Had a Spaniard actually been an eye-witness to a human ritual sacrifice, he would have been brought before the pyramid with the crowd, and watched from perhaps a considerable distance, making details considerable difficult to percieve. The drums pound so loudly that the Spaniards blink their eyes with each drum stroke, and their eyes brim with tears from the acrid sting of the well-established latex incenses, perhaps even being affected by the narcotic content which the consensus of historians regard as being used to virtually stupefy the victim.
They see a man walk slowly up the step of the pyramid, accompanied by the priest, taking slow, dazed steps forward, and with every few passing seconds, their eyes burn and tear more. Finally, they see him reach the top, and in a thick, dark cloud of latex incense smoke, they dimly see the priest gesture towards the man. They see the victim fall, and then they see a lifeless body tumble limply down the first few steps of the pyramid, where it rest motionless, it's midsection a great blur of red. At least, they see the priest hold the heart high into the air, and then devour it.

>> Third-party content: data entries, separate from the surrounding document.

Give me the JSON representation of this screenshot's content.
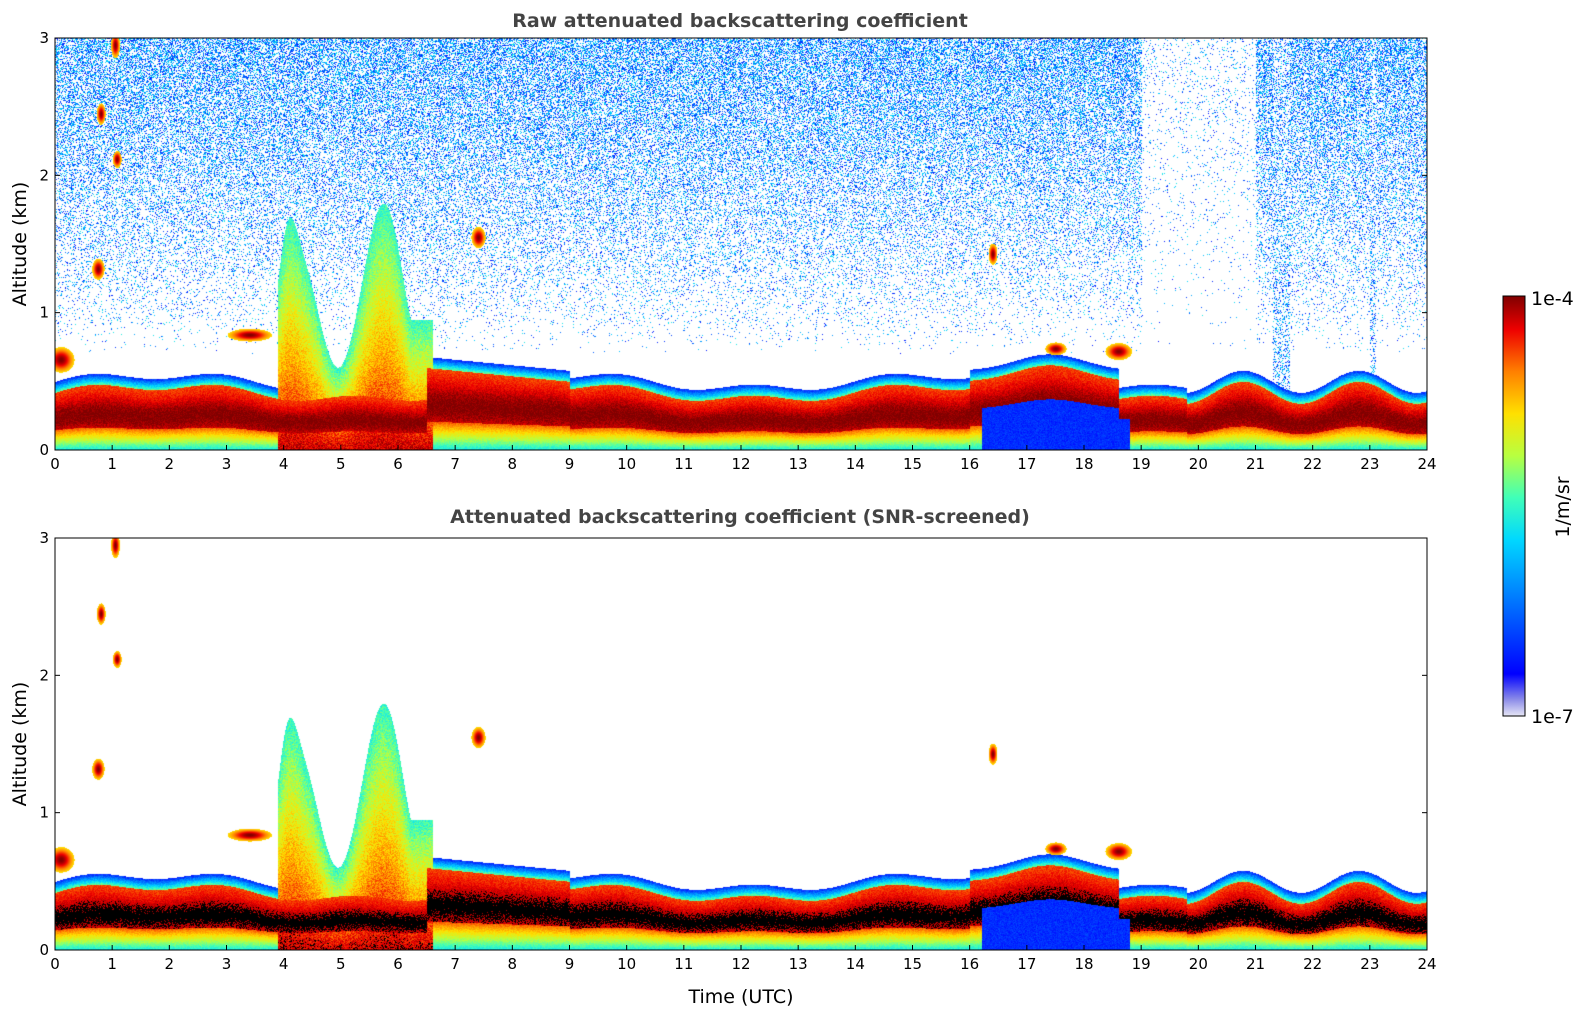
{
  "chart_data": [
    {
      "type": "heatmap",
      "title": "Raw attenuated backscattering coefficient",
      "xlabel": "",
      "ylabel": "Altitude (km)",
      "xlim": [
        0,
        24
      ],
      "ylim": [
        0,
        3
      ],
      "xticks": [
        "0",
        "1",
        "2",
        "3",
        "4",
        "5",
        "6",
        "7",
        "8",
        "9",
        "10",
        "11",
        "12",
        "13",
        "14",
        "15",
        "16",
        "17",
        "18",
        "19",
        "20",
        "21",
        "22",
        "23",
        "24"
      ],
      "yticks": [
        "0",
        "1",
        "2",
        "3"
      ],
      "screened": false
    },
    {
      "type": "heatmap",
      "title": "Attenuated backscattering coefficient (SNR-screened)",
      "xlabel": "Time (UTC)",
      "ylabel": "Altitude (km)",
      "xlim": [
        0,
        24
      ],
      "ylim": [
        0,
        3
      ],
      "xticks": [
        "0",
        "1",
        "2",
        "3",
        "4",
        "5",
        "6",
        "7",
        "8",
        "9",
        "10",
        "11",
        "12",
        "13",
        "14",
        "15",
        "16",
        "17",
        "18",
        "19",
        "20",
        "21",
        "22",
        "23",
        "24"
      ],
      "yticks": [
        "0",
        "1",
        "2",
        "3"
      ],
      "screened": true
    }
  ],
  "colorbar": {
    "max_label": "1e-4",
    "min_label": "1e-7",
    "unit_label": "1/m/sr",
    "scale": "log",
    "range": [
      1e-07,
      0.0001
    ],
    "colormap": "jet"
  },
  "colors": {
    "title": "#444444",
    "axis": "#000000",
    "background": "#ffffff"
  }
}
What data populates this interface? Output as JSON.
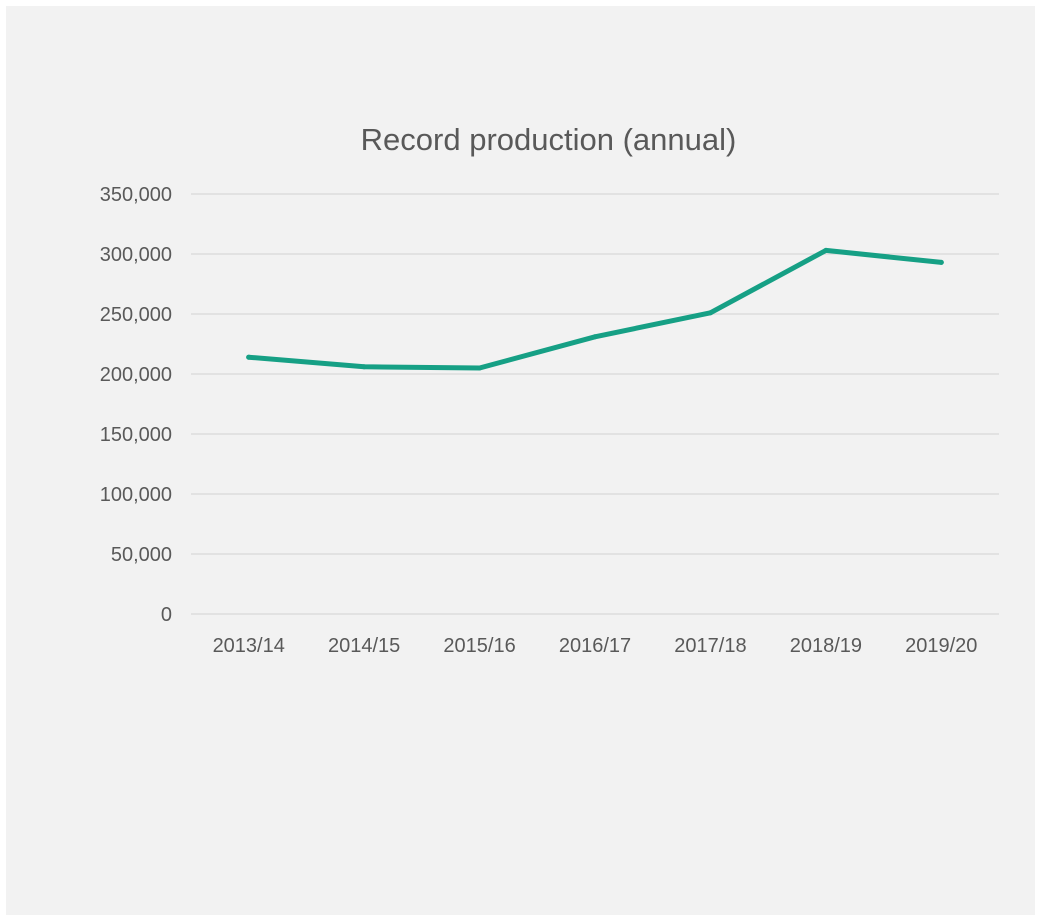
{
  "chart_data": {
    "type": "line",
    "title": "Record production (annual)",
    "xlabel": "",
    "ylabel": "",
    "categories": [
      "2013/14",
      "2014/15",
      "2015/16",
      "2016/17",
      "2017/18",
      "2018/19",
      "2019/20"
    ],
    "series": [
      {
        "values": [
          214000,
          206000,
          205000,
          231000,
          251000,
          303000,
          293000
        ],
        "color": "#16a085"
      }
    ],
    "ylim": [
      0,
      350000
    ],
    "yticks": [
      0,
      50000,
      100000,
      150000,
      200000,
      250000,
      300000,
      350000
    ],
    "ytick_labels": [
      "0",
      "50,000",
      "100,000",
      "150,000",
      "200,000",
      "250,000",
      "300,000",
      "350,000"
    ],
    "grid": true,
    "legend": "none",
    "colors": {
      "background": "#f2f2f2",
      "gridline": "#d9d9d9",
      "text": "#595959",
      "line": "#16a085"
    }
  }
}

Thus, the Aztecs demonstate their feirceness without harming anyone, and particularly without inviting retaliation by making an example of a Spaniard. The fable that Cortez is Quetzacoatl proves a convenient excuse for his own exemption from this honor, although we note that no one was sacrifid to supplicate or honor the "God" Cortez, strikingly enough.
If the victim has had his body splashed with paint, and then pretended to fall, lifeless, while the preist pulls a large fruit from his robe and eats it, they do not know it. If the victim has stepped into the smoke at the top of the pyramid and walked down the backside of it, while the corpse of a man killed that morning by Conquistadors who has been dressed the same, with his chest opened, has been carried into the smoke and pushed from the highest step, waiting to be examined by the Spaniards, they do not know it. If the whole thing has been a vision induced by narcotics put into the meals of the Conquistadors and been whispered carefully, hypnotically, into their ears for them to believe that they have seen it, he has not seen it. But they believes he has seen it, and Moctecuzoma has attempted to communicate his warning...
A point, unfortunately, with which the oblivious Cortez has a field day… for it is difficult enough to return to Spain and proclaim, "they were the kindest, sweetest, wisest, most gentle people we have ever known, full of color and playfulness, like children", and then announce that they were slaughtered mercilessly for the sake of their gold". They could hardly expect to regarded as heroes, let alone as humane, even by the standards of the day. Rationalizing the plunder of the new world to the king's public requires vilification, just as it required their vilification on religious grounds… a process for which the Spaniards found all too easily expedited by the well-meaning, fabricated display of intimation that would be provided or alledged by the Aztecs, the "honor" of being "ritually sacrificed".
These last matters alone are grounds for eyeing any "testimony" of Conquistadores with suspicions.